Cheating Creating a Table of Contents

As I said yesterday, to get all the benefits of Word’s automation, you’ve got to already have a document filled with hierarchy styles. Lucky for us, I do — the same one I’ve been working with all week.

There’s still some prep work to do, though (there always is). If you’ll bear with me, I’ll go through all the necessary steps.

First, open the styled document, and go to the spot you’d like to add a Table of Contents. In my case, I want to put it right after the document title, but before the Prologue, so I added an extra line.

Second, you’ve got to set up a special Table of Contents heading style that looks just like Heading 3, but isn’t. (That’s because you don’t want “Table of Contents……1” to be the first entry in your Table of Contents.)

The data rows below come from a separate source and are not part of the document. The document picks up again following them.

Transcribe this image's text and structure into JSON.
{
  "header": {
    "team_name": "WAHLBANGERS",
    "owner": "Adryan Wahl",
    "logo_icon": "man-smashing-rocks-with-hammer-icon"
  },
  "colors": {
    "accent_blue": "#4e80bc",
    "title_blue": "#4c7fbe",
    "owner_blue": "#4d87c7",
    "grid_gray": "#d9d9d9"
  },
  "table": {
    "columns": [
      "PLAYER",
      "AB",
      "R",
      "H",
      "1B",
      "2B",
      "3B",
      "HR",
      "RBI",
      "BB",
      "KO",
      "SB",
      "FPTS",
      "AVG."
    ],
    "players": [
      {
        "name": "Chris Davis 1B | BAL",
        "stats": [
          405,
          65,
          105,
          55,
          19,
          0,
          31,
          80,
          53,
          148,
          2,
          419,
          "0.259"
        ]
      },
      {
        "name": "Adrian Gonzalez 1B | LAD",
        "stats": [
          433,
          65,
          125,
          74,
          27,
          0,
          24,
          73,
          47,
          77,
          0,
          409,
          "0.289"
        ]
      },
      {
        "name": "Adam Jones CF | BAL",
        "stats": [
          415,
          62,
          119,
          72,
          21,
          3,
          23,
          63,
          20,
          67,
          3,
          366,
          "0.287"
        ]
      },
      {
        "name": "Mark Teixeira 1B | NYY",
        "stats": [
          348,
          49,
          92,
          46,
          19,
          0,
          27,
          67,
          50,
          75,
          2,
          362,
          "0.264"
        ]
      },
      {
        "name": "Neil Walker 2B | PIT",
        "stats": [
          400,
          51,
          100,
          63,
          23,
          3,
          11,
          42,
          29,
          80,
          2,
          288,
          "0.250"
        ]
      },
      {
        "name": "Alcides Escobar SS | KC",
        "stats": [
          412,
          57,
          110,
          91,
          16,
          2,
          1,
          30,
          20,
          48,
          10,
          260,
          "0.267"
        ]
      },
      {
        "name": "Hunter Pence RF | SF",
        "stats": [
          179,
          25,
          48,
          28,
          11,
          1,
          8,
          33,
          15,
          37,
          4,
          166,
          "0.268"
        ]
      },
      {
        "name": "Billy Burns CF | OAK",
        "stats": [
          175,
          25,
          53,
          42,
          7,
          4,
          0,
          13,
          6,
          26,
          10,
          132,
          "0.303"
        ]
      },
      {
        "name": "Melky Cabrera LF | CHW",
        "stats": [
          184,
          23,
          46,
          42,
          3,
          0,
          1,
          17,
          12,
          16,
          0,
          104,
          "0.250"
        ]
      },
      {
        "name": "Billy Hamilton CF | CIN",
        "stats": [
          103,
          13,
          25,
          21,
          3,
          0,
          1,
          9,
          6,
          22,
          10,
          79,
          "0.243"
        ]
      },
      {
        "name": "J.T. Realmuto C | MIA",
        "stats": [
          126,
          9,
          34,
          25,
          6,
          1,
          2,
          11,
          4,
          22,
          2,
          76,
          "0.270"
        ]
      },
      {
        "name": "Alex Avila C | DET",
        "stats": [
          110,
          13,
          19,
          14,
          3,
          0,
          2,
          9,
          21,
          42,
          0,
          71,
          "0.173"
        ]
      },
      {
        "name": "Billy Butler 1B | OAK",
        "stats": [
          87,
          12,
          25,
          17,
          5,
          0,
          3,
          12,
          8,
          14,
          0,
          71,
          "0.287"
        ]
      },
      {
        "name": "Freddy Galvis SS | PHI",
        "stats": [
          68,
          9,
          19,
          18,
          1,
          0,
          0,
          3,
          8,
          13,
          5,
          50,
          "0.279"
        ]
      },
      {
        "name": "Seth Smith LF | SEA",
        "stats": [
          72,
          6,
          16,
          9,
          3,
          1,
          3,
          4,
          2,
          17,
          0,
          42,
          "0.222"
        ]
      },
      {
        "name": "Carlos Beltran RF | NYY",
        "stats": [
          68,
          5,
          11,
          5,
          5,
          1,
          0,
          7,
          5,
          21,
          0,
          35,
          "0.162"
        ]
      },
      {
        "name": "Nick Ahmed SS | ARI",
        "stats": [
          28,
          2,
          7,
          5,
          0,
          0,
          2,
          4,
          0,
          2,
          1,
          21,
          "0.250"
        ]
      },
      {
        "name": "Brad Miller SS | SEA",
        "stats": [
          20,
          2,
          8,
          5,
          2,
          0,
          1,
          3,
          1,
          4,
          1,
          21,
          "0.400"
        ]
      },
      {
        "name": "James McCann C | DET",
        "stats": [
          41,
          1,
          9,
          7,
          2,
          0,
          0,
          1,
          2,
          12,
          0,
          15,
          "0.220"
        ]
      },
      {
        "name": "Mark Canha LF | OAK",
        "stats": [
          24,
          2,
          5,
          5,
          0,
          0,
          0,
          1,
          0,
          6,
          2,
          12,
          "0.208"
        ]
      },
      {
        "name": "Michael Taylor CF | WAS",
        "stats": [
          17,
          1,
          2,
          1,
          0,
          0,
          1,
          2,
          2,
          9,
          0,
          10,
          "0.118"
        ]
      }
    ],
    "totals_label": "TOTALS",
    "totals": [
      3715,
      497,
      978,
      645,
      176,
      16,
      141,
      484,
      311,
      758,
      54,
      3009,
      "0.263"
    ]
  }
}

Third, insert a field. It depends (again) which version of Word you’re using, but you either go through the menus Insert | Field or switch to the Insert ribbon and click Quick Parts | Field. The Insert Field dialog should appear.

Fourth — and this is where it starts to get complicated, so stick with me —  scroll through the list of field names on the left, find “TOC” (for “Table of Contents”), click it to select it, and then click OK.

Try it Out (Technical Writing Exercise)

You might have to read through those instructions a time or two to fully grasp all the nuances. Once you’re ready, though, give it a try. Let me know if you have any problems.